Nuestra identidad personal es algo más que la suma de los elementos que nos componen. Ya sé que los materialistas afirman que hablar de algo más es absurdo, pero difícilmente podría referirme a los sumandos de la existencia si no tuviera la capacidad de contemplar la suma “desde fuera”. En fin, pensamientos deslavazados para afrontar un nuevo fin de semana. Más me valdría haberme dejado de pamplinas y haber escrito algo sobre santa Águeda de Catania, cuya fiesta celebramos hoy, aunque este año lo hagamos un poco en sordina. Les dejo el turno a mis amigas feministas.



1 comentario:

  1. Gonzalo, tampoco son tan “pamplinas” lo que has escrito. Nos ayudas a valorar lo que es el ser humano y que todo se nos da “regalado”… Las maravillas del cerebro, este gran desconocido y cómo actúan, en nosotros, todos los estímulos que recibimos… Las mujeres viviríamos los embarazos muy diferente si fuéramos conscientes de cómo el feto y luego el bebé, ya se va configurando antes de nacer.
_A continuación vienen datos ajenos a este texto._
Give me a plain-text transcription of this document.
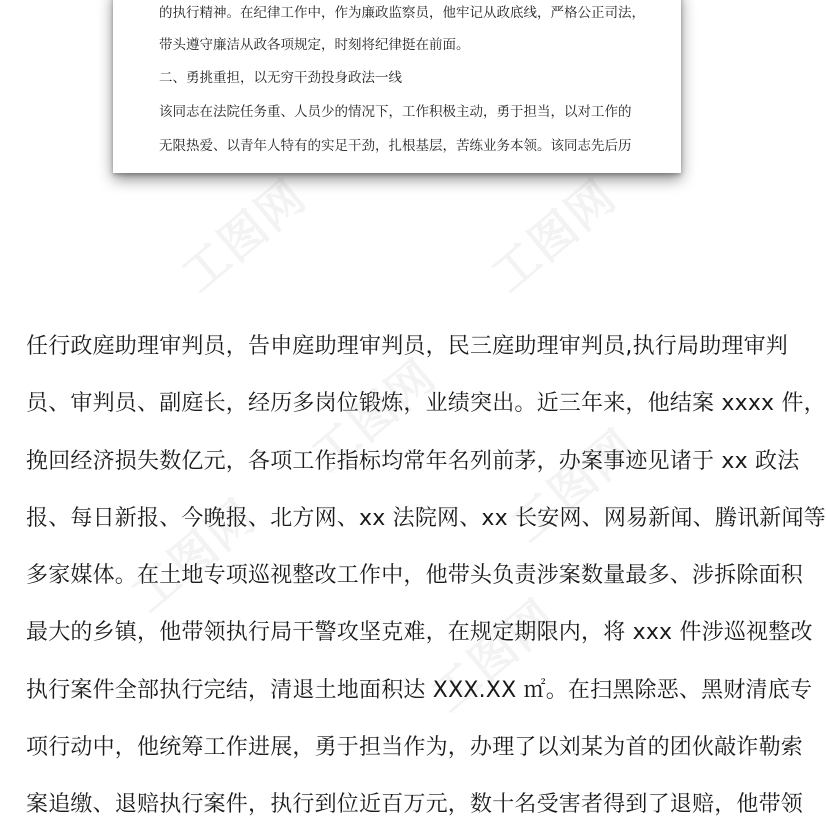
工图网	工图网
工图网
工图网
工图网
工图网
的执行精神。在纪律工作中，作为廉政监察员，他牢记从政底线，严格公正司法，
带头遵守廉洁从政各项规定，时刻将纪律挺在前面。
二、勇挑重担，以无穷干劲投身政法一线
该同志在法院任务重、人员少的情况下，工作积极主动，勇于担当，以对工作的
无限热爱、以青年人特有的实足干劲，扎根基层，苦练业务本领。该同志先后历
任行政庭助理审判员，告申庭助理审判员，民三庭助理审判员,执行局助理审判
员、审判员、副庭长，经历多岗位锻炼，业绩突出。近三年来，他结案 xxxx 件，
挽回经济损失数亿元，各项工作指标均常年名列前茅，办案事迹见诸于 xx 政法
报、每日新报、今晚报、北方网、xx 法院网、xx 长安网、网易新闻、腾讯新闻等
多家媒体。在土地专项巡视整改工作中，他带头负责涉案数量最多、涉拆除面积
最大的乡镇，他带领执行局干警攻坚克难，在规定期限内，将 xxx 件涉巡视整改
执行案件全部执行完结，清退土地面积达 XXX.XX ㎡。在扫黑除恶、黑财清底专
项行动中，他统筹工作进展，勇于担当作为，办理了以刘某为首的团伙敲诈勒索
案追缴、退赔执行案件，执行到位近百万元，数十名受害者得到了退赔，他带领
    Yo diría que las cosas no las olvidamos, las almacenamos en algún lugar del cerebro para que no estorben y, en un momento determinado, puedan surgir. Nos llega un estímulo que nos hace reaccionar y de repente surge un recuerdo, agradable o no, de hace tiempo y que pensábamos ya estaba olvidado.
    Si utilizamos reglas mnemotecnias memorizamos más y mejor… reglas que podemos inventar o ayudarnos de las de quienes las han estudiado. También la meditación nos ayuda en ello: en el silencio, aprendemos a escuchar y a seleccionar.